E sì che poteva finire diversamente. Wout van Aert aveva messo tutti dietro, fatto luce tra lui e gli altri sul Kemmelberg, ma i chilometri tra il Kemmelberg e l’arrivo sono tanti e la luce troppo fioca per pensare di far corsa solitaria. Piano piano rientra qualcuno, poi quel qualcuno si trasforma in folla e, soprattutto, in un niente di fatto.

Ventiquattro chilometri dall’arrivo. Christophe Laporte si alza sui pedali e scatta. C’è un ting tra tanti. Qualche dente in meno, qualche metro in più a ogni pedalata. Un ting che proviene dalla bicicletta di un ragazzo, anch’esso in piedi sui pedali, che insegue la ruota posteriore del francese, Biniam Girmay.

Laporte coglie il momento buono, quello giusto. Se ne va. Non desiderava la solitudine, preferiva avere un sparuta compagnia, va sempre così quando il piano impera e le alture sono soltanto uno sfondo al proprio incedere. E una sparuta compagnia aveva trovato: Biniam Girmay, Jasper Stuyven, Dries van Gestel.

Quattro teste, quattro cuori, otto polmoni e otto gambe per ventitremila metri. Un tattico non avrebbe avuto nulla di ridire: la condizione migliore per non farsi riassorbire dal gruppo.

Christophe Laporte è uno di quelli che nessuno vorrebbe avere al fianco in un finale di corsa. Perché è tosto, resistente, scaltro e veloce. Pure Jasper Stuyven è uno che nessuno vorrebbe avere affianco in un finale di corsa e per gli stessi motivi.
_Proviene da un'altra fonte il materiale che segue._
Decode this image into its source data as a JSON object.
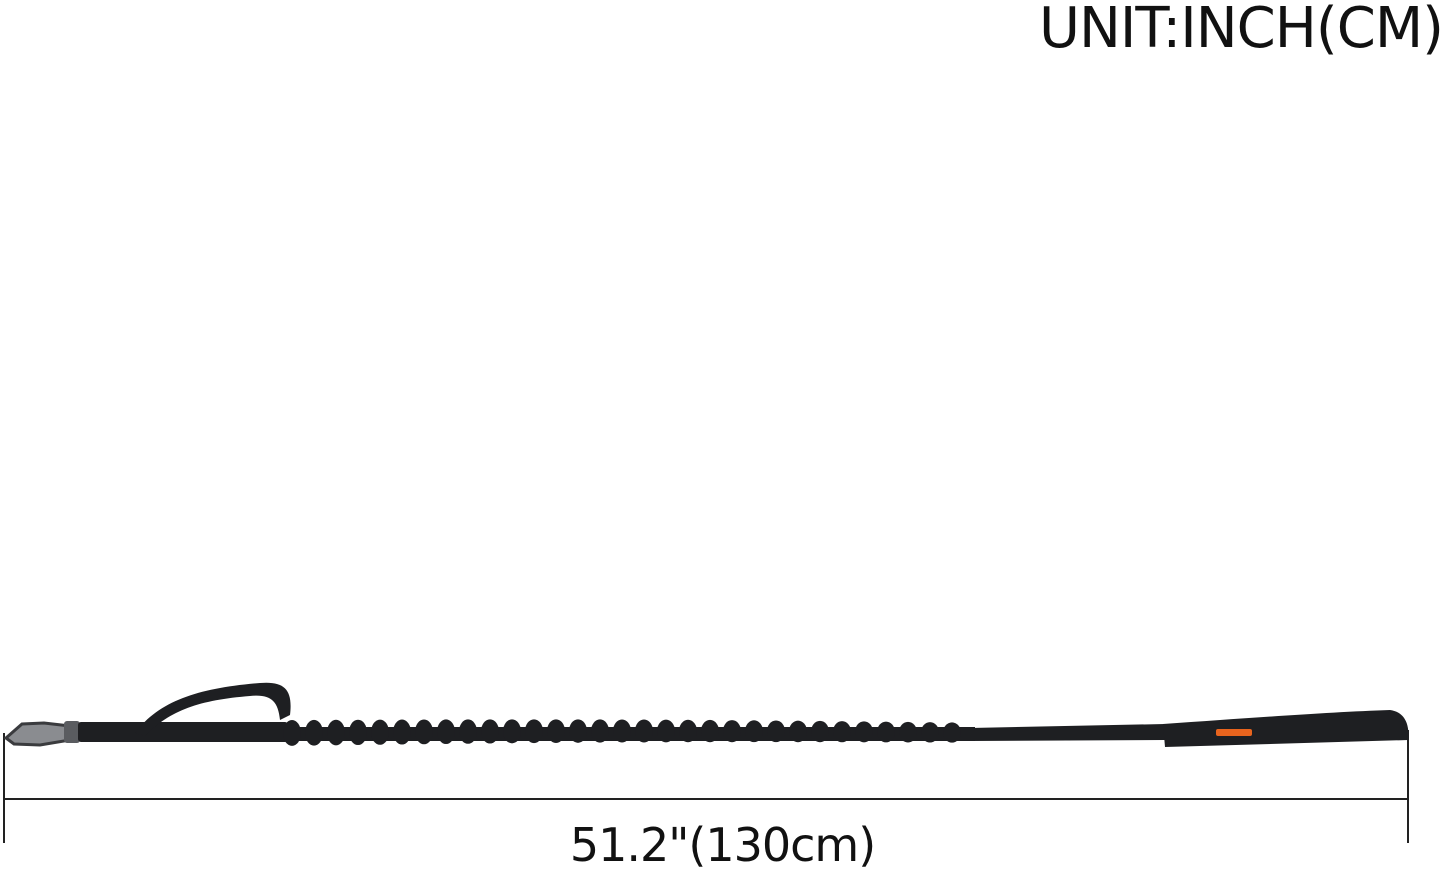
{
  "unit_label": "UNIT:INCH(CM)",
  "length_label": "51.2\"(130cm)",
  "colors": {
    "leash": "#1e1f22",
    "accent_label": "#e8641e",
    "text": "#111111"
  }
}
Biniam Girmay e Dries van Gestel però non avevano nessuna intenzione di fare la parte delle comparse perché in una corsa di quasi duecentocinquanta chilometri si sa mai come va a finire. Perché si sa mai davvero come si arriva di gambe a poche centinaia di metri dallo striscione d’arrivo.

Le gambe di Biniam Girmay è da un po’ che girano bene e pure lassù, al nord, lì dove non c’era mai stato, almeno di questa stagione. Poco male. Perché Biniam Girmay una cosa ha sempre detto: mi adatto.
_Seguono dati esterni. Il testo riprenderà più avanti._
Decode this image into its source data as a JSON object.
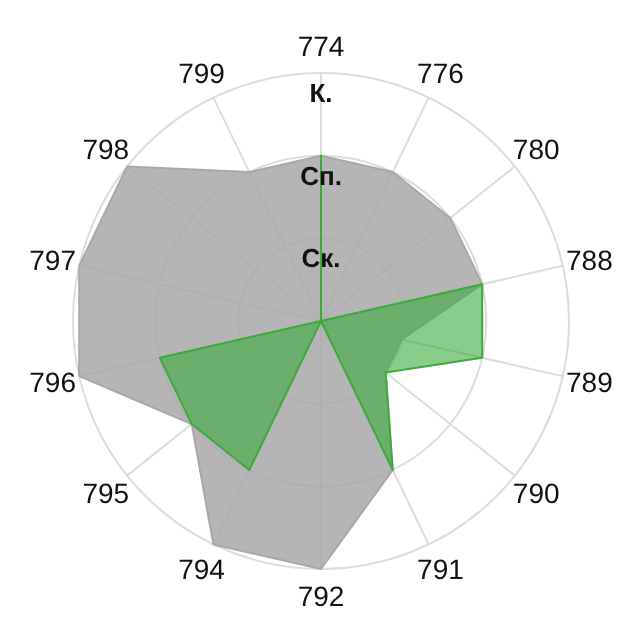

Lo aveva detto la prima volta che era arrivato in Europa per correre; la prima volta che aveva affrontato una salita alpina; la prima volta che si era messo a inseguire uno di cui ne parlavano un gran bene e che aveva in sé tutta la fame cannibalesca del ciclismo. Prima tappa del Aubel-Thimister-Stavelot, subito a ruota di Remco Evenepoel e davanti a lui all’arrivo. Sempre Belgio, ma altro Belgio: Vallonia non Fiandre.

Mi adatto. Un adattamento che aveva uno scopo quello di vincere nelle Ardenne, perché era lì che andavano i suoi sogni.
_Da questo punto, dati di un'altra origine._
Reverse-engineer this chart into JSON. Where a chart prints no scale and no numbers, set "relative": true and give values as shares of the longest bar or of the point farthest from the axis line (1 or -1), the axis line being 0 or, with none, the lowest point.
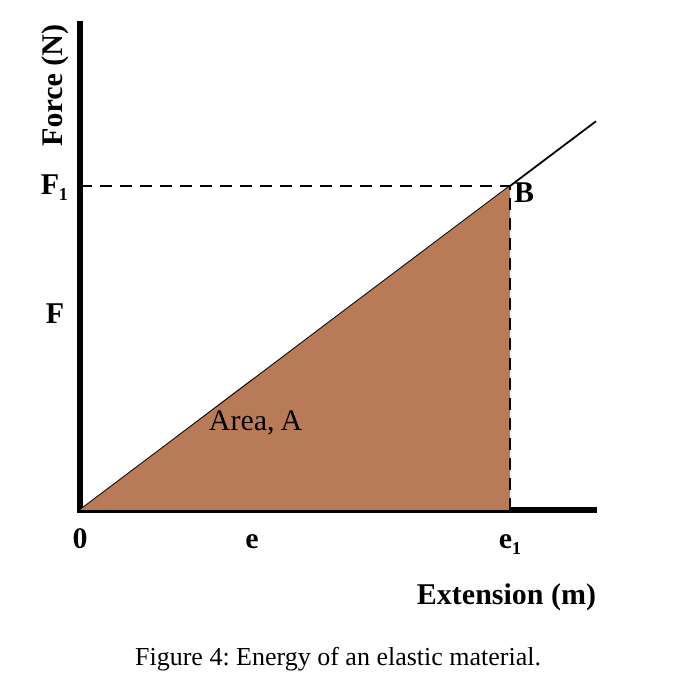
{
  "chart_data": {
    "type": "area",
    "relative": true,
    "xlabel": "Extension (m)",
    "ylabel": "Force (N)",
    "categories": [
      "0",
      null,
      "e",
      null,
      null,
      "e₁",
      null
    ],
    "series": [
      {
        "color": "#b97a57",
        "values": [
          0,
          0.1667,
          0.3333,
          0.5,
          0.6667,
          0.8333,
          null
        ]
      },
      {
        "type": "line",
        "color": "#000000",
        "values": [
          0,
          0.1667,
          0.3333,
          0.5,
          0.6667,
          0.8333,
          1
        ]
      }
    ],
    "ref_lines": [
      {
        "axis": "y",
        "value": 0.8333,
        "label": "F₁",
        "line_style": "dashed",
        "color": "#000000"
      },
      {
        "axis": "x",
        "value": "e₁",
        "line_style": "dashed",
        "color": "#000000"
      }
    ],
    "annotations": [
      "F",
      {
        "text": "B",
        "x": "e₁",
        "y": 0.8333
      },
      "Area, A",
      "Figure 4: Energy of an elastic material."
    ],
    "legend": false,
    "grid": false,
    "marker": "none"
  }
}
Si è adattato pure alla Gent-Wevelgem. Cambi regolari, ma fino alla lanterna rossa. Lì è rimasto dietro, a chiudere il gruppo, perché c’è niente di meglio che partire dall’ultima posizione in una volata tra pochi.

Ting. Il deragliatore che si aziona e lui che si alza sui pedali ancora. Questa volta non per inseguire ma per anticipare. Perché così si fa quando l’arrivo è a un passo. E soprattutto quando si è fianco a fianco con gente come Christophe Laporte e Jasper Stuyven.

Perché così si fa e basta.

Biniam Girmay è un nome dolce e un cognome graffiante. Un nome e un cognome che sono un nuovo inizio e forse un nuovo universo. Quello del mondo unito del ciclismo.

C’era mai riuscito nessuno a partire dall’Africa e conquistare una classica. C’è riuscito Biniam Girmay.

E forse non poteva trovare luogo migliore. Perché a qualche decina di chilometri di distanza, oltre un secolo prima, il 19 aprile del 1896 a Roubaix, Hippolyte Figaro chiudeva diciassettesimo la prima edizione della Parigi-Roubaix, primo atleta nero della storia di questo sport a completare una classica monumento.

Soprattutto perché c’è nulla di più esclusivo e allo stesso tempo più inclusivo di quella terra di pietre da cavalcare in bicicletta. Ché il pavé è aperto a tutti, basta pedalarlo, diventare tutt’uno con esso. Vale per i corridori, vale soprattutto per le corse. I muri se li scambiano, sono territorio comune di tanti. Perché lassù al nord la bicicletta è una festa popolare e la festa è condivisione. E soprattutto è sempre meglio moltiplicarla che dividerla.

Biniam Girmay è moltiplicazione anch’esso. Di spazi e di confini. Di realtà e di passione. E alla Gent-Wevelgem anche di velocità e di sorpresa.

Perché prima o poi doveva succedere che uno come Biniam Girmay salisse sul gradino più alto del podio. E vedendo le prime gare di quest’anno tra i muri delle Fiandre era perfettamente possibile che potesse accadere anche queste latitudini. Quel giorno è arrivato domenica 27 marzo 2022.